Mircea Eliade was a Romanian scholar, born in 1907, who spent time in India as a young man. In 1930, at the age of 23, he lived for a while in Calcutta (Kolkata) with the family of his teacher and fell in love with the eldest daughter, Maitreyi Devi (and she with him). She was 16 years old at the time. Her family disapproved strongly and kicked Eliade out of the house. A few years later he published a novel called Maitreyi, in Romanian (Bengal Nights is its English title), about the relationship, but fictionalized to make it much racier than it really was. Apparently the real Maitreyi didn't find out about the novel until many years later. Not until 1972 did she learn the whole story. At that point she wrote her own novel, to set the record straight. Her novel was published in Bengali, but she later translated it herself into English. 

The two novels, in English, were reprinted by the University of Chicago Press in 1994, and they should be read together. Eliade's novel, published in 1933, is fairly obnoxious. He loves Maitreyi, but he's so unsure about loving a Bengali girl. It takes him a while to see her as attractive. He also can't believe in her talents: she is a poet, but Eliade thinks she's really just a silly girl. Devi's response, published in 1974, shows that she is much more intelligent and thoughtful than Eliade gave her credit for. Her description of their love affair also makes much more sense than Eliade's x-rated fantasy.

It took me a while to work my way through the two translated novels, but it was worth it. Without going into detail, I'll say it helped me think about my own teenage romance in a better way.

I also finished the second of my two Barbara Pyms this week (I read two every February), but that was more of a slog than it usually is. I started thinking maybe in years to come I'll just read one novel by Barbara Pym each year. I guess I can play it by ear -- maybe some years I'll want to read one and some years two. But I've read all her books so many times -- I think one re-read per year might be the right amount, not two. We'll see.

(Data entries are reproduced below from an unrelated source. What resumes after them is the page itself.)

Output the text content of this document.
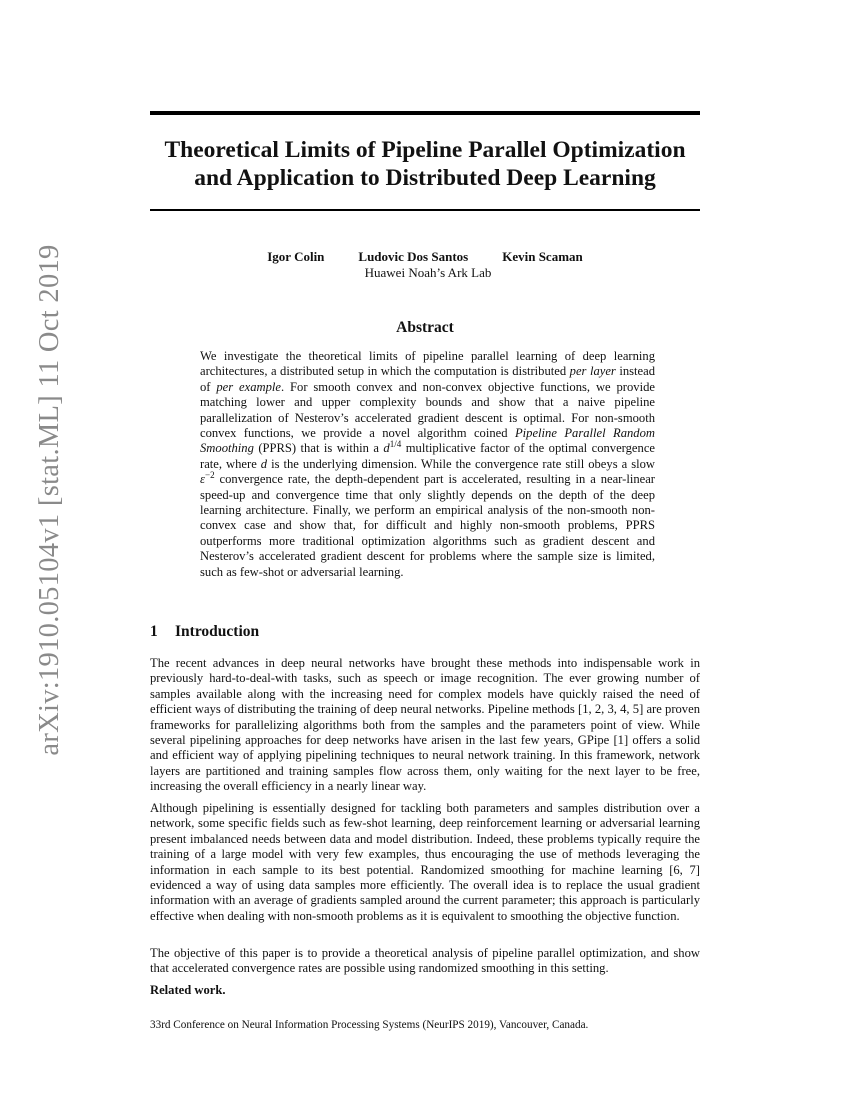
arXiv:1910.05104v1 [stat.ML] 11 Oct 2019
Theoretical Limits of Pipeline Parallel Optimization
and Application to Distributed Deep Learning
Igor Colin	Ludovic Dos Santos	Kevin Scaman
Huawei Noah’s Ark Lab
Abstract

We investigate the theoretical limits of pipeline parallel learning of deep learning architectures, a distributed setup in which the computation is distributed per layer instead of per example. For smooth convex and non-convex objective functions, we provide matching lower and upper complexity bounds and show that a naive pipeline parallelization of Nesterov’s accelerated gradient descent is optimal. For non-smooth convex functions, we provide a novel algorithm coined Pipeline Parallel Random Smoothing (PPRS) that is within a $d^{1/4}$ multiplicative factor of the optimal convergence rate, where d is the underlying dimension. While the convergence rate still obeys a slow $\varepsilon^{-2}$ convergence rate, the depth-dependent part is accelerated, resulting in a near-linear speed-up and convergence time that only slightly depends on the depth of the deep learning architecture. Finally, we perform an empirical analysis of the non-smooth non-convex case and show that, for difficult and highly non-smooth problems, PPRS outperforms more traditional optimization algorithms such as gradient descent and Nesterov’s accelerated gradient descent for problems where the sample size is limited, such as few-shot or adversarial learning.

1 Introduction

The recent advances in deep neural networks have brought these methods into indispensable work in previously hard-to-deal-with tasks, such as speech or image recognition. The ever growing number of samples available along with the increasing need for complex models have quickly raised the need of efficient ways of distributing the training of deep neural networks. Pipeline methods [1, 2, 3, 4, 5] are proven frameworks for parallelizing algorithms both from the samples and the parameters point of view. While several pipelining approaches for deep networks have arisen in the last few years, GPipe [1] offers a solid and efficient way of applying pipelining techniques to neural network training. In this framework, network layers are partitioned and training samples flow across them, only waiting for the next layer to be free, increasing the overall efficiency in a nearly linear way.

Although pipelining is essentially designed for tackling both parameters and samples distribution over a network, some specific fields such as few-shot learning, deep reinforcement learning or adversarial learning present imbalanced needs between data and model distribution. Indeed, these problems typically require the training of a large model with very few examples, thus encouraging the use of methods leveraging the information in each sample to its best potential. Randomized smoothing for machine learning [6, 7] evidenced a way of using data samples more efficiently. The overall idea is to replace the usual gradient information with an average of gradients sampled around the current parameter; this approach is particularly effective when dealing with non-smooth problems as it is equivalent to smoothing the objective function.

The objective of this paper is to provide a theoretical analysis of pipeline parallel optimization, and show that accelerated convergence rates are possible using randomized smoothing in this setting.

Related work.

33rd Conference on Neural Information Processing Systems (NeurIPS 2019), Vancouver, Canada.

In the bathroom, where I read The New Yorker, I'm currently working my way through the November 28, 2022 issue, which is all about climate change. Come to think of it, that might have something to do with my mood as well. Right now I'm reading Elizabeth Kolbert's "A Vast Experiment: The climate crisis from A to Z." Although she reminds us, under "D," that "Despair is unproductive. It's also a sin," I don't know how you can read this article without plunging into despair. At one point she mentions a recent survey where Americans said what they thought was the greatest problem facing the nation: most chose inflation. Only 1% said climate change. I just took a survey like that, on Mechanical Turk! And I said the greatest problem was women's reproductive issues. 

But if women can't control their uteruses, how will they have the time and energy to work on climate change?

And then there's the Turkish earthquake, which I just noticed has fallen off the front page. I think a whole lot of people are still suffering, though.

Let's see, what else? Oh, I've decided I have skin cancer. I have this little red spot on my hand that won't go away and I've decided it looks just like the pictures of basal cell or squamous cell skin cancers all over the web. I see my doctor in two weeks for my yearly appointment, so I'll let her tell me it's nothing then. In the meantime I can stress about it, because what would life be without something to stress about?

Reading this post over, it seems ridiculous: cooking struggles, climate change; the Turkish earthquake, and a tiny little spot that probably isn't skin cancer.

When you're feeling low, it's hard to identify what really matters.

Not much going on this coming week, other than an orthodontist appointment for me and that snowstorm. And Ash Wednesday and the beginning of Lent. I used to observe Lent, a little, back when I was in grad school and went to church regularly. I think we'll skip it this year.